Species of flowering plant

Begonia verticillata (formerly Begonia luxurians) also known as the tree begonia or palm leaf begonia, is a species of flowering plant in the family Begoniaceae endemic to the tropical rainforests in Southeast Brazil. It's an evergreen perennial flowering plant known for its height, its large, drooping, palmate leaves, and its bright-red, erect stems. It's got fibrous roots, and a shrub-like growth habit. Despite its common names of palm-leaf or tree begonia, B. verticillata is neither a member of the palm family, Aracaceae, nor is it truly a tree.

== Etymology ==
Each of the large palmate leaves are divided into many narrow leaflets, which resemble fronds, and in the right conditions, plants can reach 2.5 m in height.
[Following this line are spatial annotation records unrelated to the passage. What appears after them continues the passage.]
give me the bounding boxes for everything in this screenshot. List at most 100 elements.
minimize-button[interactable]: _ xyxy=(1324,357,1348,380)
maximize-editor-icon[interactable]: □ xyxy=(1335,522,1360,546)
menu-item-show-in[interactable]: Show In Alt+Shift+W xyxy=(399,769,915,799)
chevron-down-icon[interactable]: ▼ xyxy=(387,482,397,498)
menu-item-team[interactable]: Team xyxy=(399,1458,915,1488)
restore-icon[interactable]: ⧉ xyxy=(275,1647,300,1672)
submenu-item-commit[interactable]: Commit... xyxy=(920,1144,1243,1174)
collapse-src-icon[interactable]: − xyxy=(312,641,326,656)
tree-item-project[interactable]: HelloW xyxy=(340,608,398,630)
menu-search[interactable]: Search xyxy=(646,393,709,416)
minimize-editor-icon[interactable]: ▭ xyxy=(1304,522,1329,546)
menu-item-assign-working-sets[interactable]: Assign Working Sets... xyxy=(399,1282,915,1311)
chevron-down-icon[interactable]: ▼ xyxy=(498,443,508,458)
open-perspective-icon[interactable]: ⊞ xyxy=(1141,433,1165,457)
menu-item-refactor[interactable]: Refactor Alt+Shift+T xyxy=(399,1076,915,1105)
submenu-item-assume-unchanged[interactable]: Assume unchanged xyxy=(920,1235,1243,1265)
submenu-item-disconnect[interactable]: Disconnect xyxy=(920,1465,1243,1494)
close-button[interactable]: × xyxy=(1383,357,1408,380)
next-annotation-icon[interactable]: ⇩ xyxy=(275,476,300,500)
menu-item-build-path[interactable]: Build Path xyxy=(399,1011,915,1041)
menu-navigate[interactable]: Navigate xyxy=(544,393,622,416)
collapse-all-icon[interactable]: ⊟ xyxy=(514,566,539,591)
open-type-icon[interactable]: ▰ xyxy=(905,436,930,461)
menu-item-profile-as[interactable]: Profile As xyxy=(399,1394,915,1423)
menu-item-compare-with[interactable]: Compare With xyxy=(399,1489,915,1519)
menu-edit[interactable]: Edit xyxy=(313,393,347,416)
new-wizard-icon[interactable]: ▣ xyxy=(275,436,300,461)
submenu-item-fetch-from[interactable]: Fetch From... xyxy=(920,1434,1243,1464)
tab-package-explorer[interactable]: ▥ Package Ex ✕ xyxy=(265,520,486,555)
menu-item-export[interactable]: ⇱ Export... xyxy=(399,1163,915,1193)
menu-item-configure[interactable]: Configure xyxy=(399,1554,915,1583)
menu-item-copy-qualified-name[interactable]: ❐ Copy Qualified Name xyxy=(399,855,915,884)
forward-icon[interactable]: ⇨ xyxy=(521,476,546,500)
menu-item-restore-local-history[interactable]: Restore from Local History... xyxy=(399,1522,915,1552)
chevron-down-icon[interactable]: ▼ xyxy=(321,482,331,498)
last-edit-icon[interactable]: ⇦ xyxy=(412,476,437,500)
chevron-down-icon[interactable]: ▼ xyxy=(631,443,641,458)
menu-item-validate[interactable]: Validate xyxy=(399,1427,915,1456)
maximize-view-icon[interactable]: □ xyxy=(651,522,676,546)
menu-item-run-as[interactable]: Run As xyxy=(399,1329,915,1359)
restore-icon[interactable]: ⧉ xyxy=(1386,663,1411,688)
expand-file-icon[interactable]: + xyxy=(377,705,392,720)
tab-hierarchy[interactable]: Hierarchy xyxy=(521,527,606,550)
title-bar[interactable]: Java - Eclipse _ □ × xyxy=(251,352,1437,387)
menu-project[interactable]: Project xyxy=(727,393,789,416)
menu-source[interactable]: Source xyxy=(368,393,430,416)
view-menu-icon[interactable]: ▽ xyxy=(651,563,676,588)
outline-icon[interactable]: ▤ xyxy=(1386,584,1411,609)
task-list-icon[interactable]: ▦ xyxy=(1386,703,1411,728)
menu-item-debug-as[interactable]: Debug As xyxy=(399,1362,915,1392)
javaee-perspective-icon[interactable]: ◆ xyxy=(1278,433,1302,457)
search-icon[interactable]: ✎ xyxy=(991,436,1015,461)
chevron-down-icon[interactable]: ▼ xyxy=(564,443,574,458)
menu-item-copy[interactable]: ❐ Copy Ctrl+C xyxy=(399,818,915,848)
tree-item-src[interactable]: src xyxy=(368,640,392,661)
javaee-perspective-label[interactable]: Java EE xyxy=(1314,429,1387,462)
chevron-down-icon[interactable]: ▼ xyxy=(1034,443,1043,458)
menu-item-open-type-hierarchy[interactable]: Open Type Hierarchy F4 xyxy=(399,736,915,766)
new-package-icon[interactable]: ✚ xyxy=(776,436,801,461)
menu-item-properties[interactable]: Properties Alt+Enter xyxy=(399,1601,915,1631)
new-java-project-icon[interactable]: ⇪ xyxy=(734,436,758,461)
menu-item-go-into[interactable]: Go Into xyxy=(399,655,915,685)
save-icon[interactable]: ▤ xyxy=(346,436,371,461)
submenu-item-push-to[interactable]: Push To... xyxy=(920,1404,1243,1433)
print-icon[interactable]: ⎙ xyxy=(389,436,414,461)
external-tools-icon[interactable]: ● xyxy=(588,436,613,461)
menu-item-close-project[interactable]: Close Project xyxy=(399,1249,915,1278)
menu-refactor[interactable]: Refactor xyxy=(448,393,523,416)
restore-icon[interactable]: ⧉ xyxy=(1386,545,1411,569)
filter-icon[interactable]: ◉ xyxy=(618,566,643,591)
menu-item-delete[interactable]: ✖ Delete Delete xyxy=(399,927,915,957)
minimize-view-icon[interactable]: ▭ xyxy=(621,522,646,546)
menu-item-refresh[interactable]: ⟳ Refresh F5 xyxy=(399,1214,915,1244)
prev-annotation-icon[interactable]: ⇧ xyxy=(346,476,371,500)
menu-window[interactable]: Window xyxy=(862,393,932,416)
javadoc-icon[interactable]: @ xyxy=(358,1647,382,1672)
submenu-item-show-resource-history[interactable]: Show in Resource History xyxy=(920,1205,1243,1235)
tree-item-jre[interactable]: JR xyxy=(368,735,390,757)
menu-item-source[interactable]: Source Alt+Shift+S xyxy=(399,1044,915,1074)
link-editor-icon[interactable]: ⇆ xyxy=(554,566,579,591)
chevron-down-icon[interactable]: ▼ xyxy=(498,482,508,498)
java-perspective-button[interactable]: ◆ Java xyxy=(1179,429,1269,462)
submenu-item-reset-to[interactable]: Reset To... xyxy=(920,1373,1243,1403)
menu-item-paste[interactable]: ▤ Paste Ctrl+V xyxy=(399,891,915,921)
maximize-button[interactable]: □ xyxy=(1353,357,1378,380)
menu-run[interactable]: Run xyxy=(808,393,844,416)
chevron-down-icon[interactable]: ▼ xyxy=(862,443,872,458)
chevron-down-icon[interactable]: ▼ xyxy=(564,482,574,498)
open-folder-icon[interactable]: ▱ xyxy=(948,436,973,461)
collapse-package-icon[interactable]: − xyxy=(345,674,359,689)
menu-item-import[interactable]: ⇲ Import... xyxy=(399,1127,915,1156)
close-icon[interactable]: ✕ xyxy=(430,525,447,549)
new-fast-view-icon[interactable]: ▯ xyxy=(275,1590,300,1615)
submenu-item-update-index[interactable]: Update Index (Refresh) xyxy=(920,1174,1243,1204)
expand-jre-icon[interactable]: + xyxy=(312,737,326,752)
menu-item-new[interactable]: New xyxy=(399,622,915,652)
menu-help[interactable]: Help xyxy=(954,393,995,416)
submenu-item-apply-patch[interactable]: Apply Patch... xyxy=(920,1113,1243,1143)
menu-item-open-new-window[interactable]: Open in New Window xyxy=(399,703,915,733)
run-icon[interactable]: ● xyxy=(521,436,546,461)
The size and leaf shape make Begonia verticillata resemble a palm tree, leading to the common names "tree begonia", and "palm leaf begonia".

The specific epithet comes from the Latin word verticillus, meaning "a whorl". The compound leaflets are peltately compound, not whorled. It's possible the whorl in this context refers to extra, ectopic leaflets that sometimes form at the petiole.

== Cultivation ==
Typically, this species does not tolerate temperatures below 10 C; however, if given adequate protection and in appropriate climates—such as Southern California or Florida—B. verticillata will likely persevere winters down to the upper 40s °F (4–10 °C) and low 50s °F (10–15 °C). In temperate climates, or more northerly or southerly extremes, it needs to be grown indoors or in a greenhouse, in indirect or dappled light, or partially shaded or bright shade conditions. Soils should be acidic to neutral, and should be amended prior to planting, with plenty of added inert materials for drainage, such as perlite or pumice, or even vermiculite, to prevent rot. However, the mixture still needs sufficient organic matter to retain moisture, without being sopping wet, such as coconut husks (coco coir), rice hulls, compost, coffee grounds or earthworm castings. In the summer months, potted plants may be placed outside in a sheltered position, away from high winds and scorching sun. B. verticillata may benefit from a yearly (or twice-yearly) application of a mild, slow-release granulated fertilizer, or a monthly to fortnightly half-strength dose of water-soluble feed. For both methods, 50% of the recommended dosage is safest as to avoid leaf-burn or salt toxicity.

It has gained the Royal Horticultural Society's Award of Garden Merit.